Though the fight was much maligned, and though plenty of experts refused to take the fight seriously going in, the heavy, accurate and eye-catching piece of punching George Foreman delivered in knocking out Gerry Cooney in the 2nd round of their pay-per-view fight sure got “Big George” respect. It was on this day in 1990 when Foreman, 19 fights into his unlikely, much-maligned comeback, took his first risk.
Having hammered blown up cruiserweights, even light-heavyweights, to defeat, the former heavyweight ruler was, in facing Cooney, meeting someone his own size, or even taller, and the 41-year-old was going in with a legit puncher. Cooney had sorted his life out, quitting the booze and fighting himself into shape in the gym. In an added twist, Cooney had hired the sage Gil Clancy to train him for the Foreman fight; Clancy having worked with Foreman back in the 1970s, after George had been shocked by Muhammad Ali.
The curiosity factor surrounding Foreman Vs. Cooney ensured a large crowd turned up to fill The Convention Centre in New Jersey, Atlantic City; with millions watching the fight on TV (I can recall watching the fight here in the UK, offered as it was by a still-new Sky Sports. Frank Warren was in the studio, and the promoter, not long recovered from having been shot and almost killed, was firmly against the fight, whereas fellow guest Frank Bruno was as fascinated as many of us were when it came to how far Foreman’s crunching punching power could take him – the two later having a friendly bet over who would win if Foreman fought Mike Tyson).
It was in many ways an unmissable fight. Brilliantly promoted and sold by Foreman and Cooney, each man having a genuinely enthralling life story to tell, the fight was one that could go either way. It would be bombs away, it would be who lands first wins. There would not be any dancing, only punching. It was “The Preacher Vs. The Puncher.”

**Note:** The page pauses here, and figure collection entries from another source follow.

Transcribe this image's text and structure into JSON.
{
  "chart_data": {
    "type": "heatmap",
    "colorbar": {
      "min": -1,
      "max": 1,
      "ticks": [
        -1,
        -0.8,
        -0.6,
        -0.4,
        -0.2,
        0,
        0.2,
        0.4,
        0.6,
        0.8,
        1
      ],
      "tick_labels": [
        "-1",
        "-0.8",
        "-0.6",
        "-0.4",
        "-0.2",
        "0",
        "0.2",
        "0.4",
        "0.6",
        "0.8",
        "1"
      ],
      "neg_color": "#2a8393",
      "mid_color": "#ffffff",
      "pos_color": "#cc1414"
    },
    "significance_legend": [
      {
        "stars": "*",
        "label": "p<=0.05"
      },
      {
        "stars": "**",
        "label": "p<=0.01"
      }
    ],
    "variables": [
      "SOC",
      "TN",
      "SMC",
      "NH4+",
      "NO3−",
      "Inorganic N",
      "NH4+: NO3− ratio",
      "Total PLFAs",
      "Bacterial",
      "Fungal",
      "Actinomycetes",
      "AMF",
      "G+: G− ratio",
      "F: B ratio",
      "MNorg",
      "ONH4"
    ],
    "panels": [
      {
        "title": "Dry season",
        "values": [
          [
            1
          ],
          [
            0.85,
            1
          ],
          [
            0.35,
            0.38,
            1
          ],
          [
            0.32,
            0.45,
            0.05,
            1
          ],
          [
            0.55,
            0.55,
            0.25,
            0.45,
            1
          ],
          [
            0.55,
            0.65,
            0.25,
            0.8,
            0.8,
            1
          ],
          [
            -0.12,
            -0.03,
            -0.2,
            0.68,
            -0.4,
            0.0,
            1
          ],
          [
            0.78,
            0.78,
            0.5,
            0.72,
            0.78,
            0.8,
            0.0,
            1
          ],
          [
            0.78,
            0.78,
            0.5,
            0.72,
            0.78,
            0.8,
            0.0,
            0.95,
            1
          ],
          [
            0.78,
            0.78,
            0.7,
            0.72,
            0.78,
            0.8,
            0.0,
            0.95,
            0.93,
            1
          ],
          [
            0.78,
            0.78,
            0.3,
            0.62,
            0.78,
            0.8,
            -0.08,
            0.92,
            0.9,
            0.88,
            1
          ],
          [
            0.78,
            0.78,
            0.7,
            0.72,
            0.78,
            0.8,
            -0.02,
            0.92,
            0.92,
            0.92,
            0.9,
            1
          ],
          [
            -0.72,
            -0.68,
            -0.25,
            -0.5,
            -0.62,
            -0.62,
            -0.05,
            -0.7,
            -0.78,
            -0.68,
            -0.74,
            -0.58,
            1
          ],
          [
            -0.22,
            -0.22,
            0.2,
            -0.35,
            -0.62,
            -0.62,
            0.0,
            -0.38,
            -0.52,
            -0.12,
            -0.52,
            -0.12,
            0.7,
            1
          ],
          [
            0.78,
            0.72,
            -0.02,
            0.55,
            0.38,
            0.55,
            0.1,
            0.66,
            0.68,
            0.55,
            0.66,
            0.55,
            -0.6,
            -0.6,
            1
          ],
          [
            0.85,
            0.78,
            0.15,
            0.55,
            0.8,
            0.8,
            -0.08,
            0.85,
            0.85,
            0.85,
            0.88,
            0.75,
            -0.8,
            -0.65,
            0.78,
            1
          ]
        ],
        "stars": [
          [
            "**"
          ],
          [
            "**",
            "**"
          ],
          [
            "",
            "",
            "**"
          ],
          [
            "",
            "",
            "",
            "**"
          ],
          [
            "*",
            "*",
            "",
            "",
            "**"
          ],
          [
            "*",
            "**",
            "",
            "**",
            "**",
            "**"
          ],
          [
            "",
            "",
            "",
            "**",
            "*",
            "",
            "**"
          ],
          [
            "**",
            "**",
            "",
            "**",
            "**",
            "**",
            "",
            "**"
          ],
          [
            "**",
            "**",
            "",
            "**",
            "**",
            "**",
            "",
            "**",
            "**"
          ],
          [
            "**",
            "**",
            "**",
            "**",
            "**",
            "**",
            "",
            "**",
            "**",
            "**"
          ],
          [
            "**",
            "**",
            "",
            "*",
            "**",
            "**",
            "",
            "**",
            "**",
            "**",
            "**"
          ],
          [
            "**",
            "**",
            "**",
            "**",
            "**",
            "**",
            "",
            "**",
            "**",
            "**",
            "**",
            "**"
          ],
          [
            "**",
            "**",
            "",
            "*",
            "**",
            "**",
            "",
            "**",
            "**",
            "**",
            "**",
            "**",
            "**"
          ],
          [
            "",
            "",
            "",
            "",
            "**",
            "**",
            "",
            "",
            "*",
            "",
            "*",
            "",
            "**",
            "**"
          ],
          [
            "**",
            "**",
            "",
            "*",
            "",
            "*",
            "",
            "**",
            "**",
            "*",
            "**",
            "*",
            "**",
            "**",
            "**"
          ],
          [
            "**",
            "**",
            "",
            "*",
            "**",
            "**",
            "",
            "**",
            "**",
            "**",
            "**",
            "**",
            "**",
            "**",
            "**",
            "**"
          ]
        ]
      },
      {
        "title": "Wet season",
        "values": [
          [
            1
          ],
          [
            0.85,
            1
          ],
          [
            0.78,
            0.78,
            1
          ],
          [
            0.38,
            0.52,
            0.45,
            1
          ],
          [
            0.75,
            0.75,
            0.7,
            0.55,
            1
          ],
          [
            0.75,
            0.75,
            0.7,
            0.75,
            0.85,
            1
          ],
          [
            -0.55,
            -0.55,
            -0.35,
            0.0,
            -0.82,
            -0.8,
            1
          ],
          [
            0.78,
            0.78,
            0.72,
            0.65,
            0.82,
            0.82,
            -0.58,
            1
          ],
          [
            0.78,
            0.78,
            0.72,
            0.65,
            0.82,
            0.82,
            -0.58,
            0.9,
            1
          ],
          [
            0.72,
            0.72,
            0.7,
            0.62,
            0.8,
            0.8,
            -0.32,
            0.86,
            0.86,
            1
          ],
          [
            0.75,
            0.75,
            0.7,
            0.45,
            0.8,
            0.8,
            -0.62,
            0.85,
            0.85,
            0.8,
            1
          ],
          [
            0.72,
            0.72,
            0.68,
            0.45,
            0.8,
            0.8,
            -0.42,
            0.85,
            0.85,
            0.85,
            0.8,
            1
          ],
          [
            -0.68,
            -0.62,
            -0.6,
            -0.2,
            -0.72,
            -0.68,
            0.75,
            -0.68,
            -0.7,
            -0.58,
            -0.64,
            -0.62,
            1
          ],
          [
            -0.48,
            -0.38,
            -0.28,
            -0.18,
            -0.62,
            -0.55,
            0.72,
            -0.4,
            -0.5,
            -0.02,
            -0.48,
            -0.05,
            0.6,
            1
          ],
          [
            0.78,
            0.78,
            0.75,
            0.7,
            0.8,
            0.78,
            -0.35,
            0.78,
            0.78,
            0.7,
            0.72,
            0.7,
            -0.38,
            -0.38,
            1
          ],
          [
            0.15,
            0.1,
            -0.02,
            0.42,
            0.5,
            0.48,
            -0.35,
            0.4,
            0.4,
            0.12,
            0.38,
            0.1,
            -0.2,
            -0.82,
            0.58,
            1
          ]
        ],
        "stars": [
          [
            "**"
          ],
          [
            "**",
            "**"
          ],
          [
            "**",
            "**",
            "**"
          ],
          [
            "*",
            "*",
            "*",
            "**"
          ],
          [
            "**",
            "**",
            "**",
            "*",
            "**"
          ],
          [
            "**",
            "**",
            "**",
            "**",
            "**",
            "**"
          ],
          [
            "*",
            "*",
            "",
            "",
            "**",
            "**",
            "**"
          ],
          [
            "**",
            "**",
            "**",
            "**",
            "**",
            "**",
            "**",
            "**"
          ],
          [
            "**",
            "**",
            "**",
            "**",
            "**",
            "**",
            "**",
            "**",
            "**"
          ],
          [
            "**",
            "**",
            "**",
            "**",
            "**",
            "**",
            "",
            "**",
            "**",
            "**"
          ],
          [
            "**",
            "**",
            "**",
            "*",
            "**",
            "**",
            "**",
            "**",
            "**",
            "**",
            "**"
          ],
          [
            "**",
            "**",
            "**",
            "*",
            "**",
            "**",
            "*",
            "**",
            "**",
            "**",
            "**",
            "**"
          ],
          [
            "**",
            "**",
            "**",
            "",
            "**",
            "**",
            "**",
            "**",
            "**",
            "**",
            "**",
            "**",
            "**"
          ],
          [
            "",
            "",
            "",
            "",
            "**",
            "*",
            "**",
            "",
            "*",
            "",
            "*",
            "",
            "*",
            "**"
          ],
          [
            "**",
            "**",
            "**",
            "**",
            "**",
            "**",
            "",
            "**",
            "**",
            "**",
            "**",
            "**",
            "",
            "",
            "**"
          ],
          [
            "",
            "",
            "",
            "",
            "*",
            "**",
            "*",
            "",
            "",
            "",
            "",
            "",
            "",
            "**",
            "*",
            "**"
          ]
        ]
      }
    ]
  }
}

But as it turned out, preacher Foreman was the puncher – the monster all-devouring puncher. Cooney had some success in the opening round, briefly wobbling Foreman with a left hook to the head, but in the second, Foreman’s crisp and accurate combination punching wrecked Cooney. And the way George put Gerry away impressed many; Clancy included. Foreman, calm, patient and deadly, scored the most impressive KO of his entire comeback. Indeed, it wasn’t until his historic title-regaining KO win over Michael Moorer in November of 1994 that Foreman scored a more exquisite knockout.
Foreman-Cooney had got people talking, and now the KO “Big George” had scored over “Gentleman Gerry” had even more people talking – about what would happen if Foreman fought Tyson mostly. As we know, it never happened. Warren and Bruno never got to see who would be giving who a fiver.
Cooney retired for good, while Foreman bagged himself a shot at Evander Holyfield. Tyson, of course, had sensationally lost the crown to massive underdog James Douglas a month after Foreman had set Cooney packing; Douglas then belly-flopping against Holyfield in his first defence. The heavyweight division really was buzzing at the time. Nobody knew what might come next.
Was a 41-year-old former champ the most dangerous big man on the scene? Foreman had proven in grand style how he had indeed retained the zinging punching power of his youth. No-one was laughing anymore.